Uitspraak
1.Procesverloop in cassatie
2.Beoordeling van de cassatiemiddelen
3.Beslissing
16 januari 2024.
Hoge Raad
In deze zaak heeft de Hoge Raad op 16 januari 2024 uitspraak gedaan in een cassatieprocedure tegen een arrest van het gerechtshof Den Haag van 16 februari 2022. De verdachte, geboren in 1968, was veroordeeld voor belaging van zijn ex-vriendin, waarbij hij gedurende een periode van vijf maanden veelvuldig contact met haar zocht via e-mail, brief en telefoon, wat in strijd is met artikel 285b, lid 1 van het Wetboek van Strafrecht.
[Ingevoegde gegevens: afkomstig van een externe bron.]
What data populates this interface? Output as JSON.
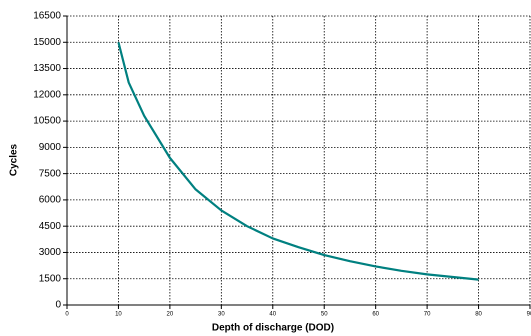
{
  "chart_data": {
    "type": "line",
    "x_label": "Depth of discharge (DOD)",
    "y_label": "Cycles",
    "series": [
      {
        "name": "Cycles",
        "color": "#008080",
        "x": [
          10,
          12,
          15,
          20,
          25,
          30,
          35,
          40,
          45,
          50,
          55,
          60,
          65,
          70,
          75,
          80
        ],
        "values": [
          15000,
          12700,
          10800,
          8400,
          6600,
          5400,
          4500,
          3800,
          3300,
          2850,
          2500,
          2200,
          1950,
          1750,
          1600,
          1450
        ]
      }
    ],
    "xlim": [
      0,
      90
    ],
    "xticks": [
      0,
      10,
      20,
      30,
      40,
      50,
      60,
      70,
      80,
      90
    ],
    "ylim": [
      0,
      16500
    ],
    "yticks": [
      0,
      1500,
      3000,
      4500,
      6000,
      7500,
      9000,
      10500,
      12000,
      13500,
      15000,
      16500
    ],
    "grid": true
  }
}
De Hoge Raad heeft de vraag behandeld of bij de strafoplegging, die bestond uit een voorwaardelijke gevangenisstraf van één maand, een taakstraf van 40 uren en een vrijheidsbeperkende maatregel van twee jaren, ook een nog niet onherroepelijke strafrechtelijke veroordeling betrokken mocht worden. Daarnaast werd de vraag behandeld of het hof in verband met de opgelegde vrijheidsbeperkende maatregelen de totale duur van de vervangende hechtenis van zes maanden twee keer mocht bepalen, zoals geregeld in artikel 38w, lid 3 van het Wetboek van Strafrecht.
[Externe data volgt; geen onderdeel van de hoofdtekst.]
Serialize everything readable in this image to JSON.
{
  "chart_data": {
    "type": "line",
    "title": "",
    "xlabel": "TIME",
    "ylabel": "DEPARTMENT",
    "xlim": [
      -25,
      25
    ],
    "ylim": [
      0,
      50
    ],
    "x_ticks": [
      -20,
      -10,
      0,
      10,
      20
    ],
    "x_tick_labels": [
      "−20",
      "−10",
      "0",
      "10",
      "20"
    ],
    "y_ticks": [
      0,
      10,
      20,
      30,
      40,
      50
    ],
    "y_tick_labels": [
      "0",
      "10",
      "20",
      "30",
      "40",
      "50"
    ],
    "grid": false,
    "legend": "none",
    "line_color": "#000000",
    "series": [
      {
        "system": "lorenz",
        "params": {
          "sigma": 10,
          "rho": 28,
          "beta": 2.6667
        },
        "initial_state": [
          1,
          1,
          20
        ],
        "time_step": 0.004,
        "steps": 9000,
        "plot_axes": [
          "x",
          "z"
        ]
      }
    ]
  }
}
De Hoge Raad heeft de cassatiemiddelen beoordeeld en geconcludeerd dat de klachten over de uitspraak van het hof niet kunnen leiden tot vernietiging van die uitspraak. De Hoge Raad heeft geen verdere motivering gegeven, omdat het niet nodig was om vragen te beantwoorden die van belang zijn voor de eenheid of de ontwikkeling van het recht, zoals vermeld in artikel 81, lid 1 van de Wet op de rechterlijke organisatie. Uiteindelijk heeft de Hoge Raad het beroep verworpen, waarmee de eerdere uitspraak van het gerechtshof in stand blijft.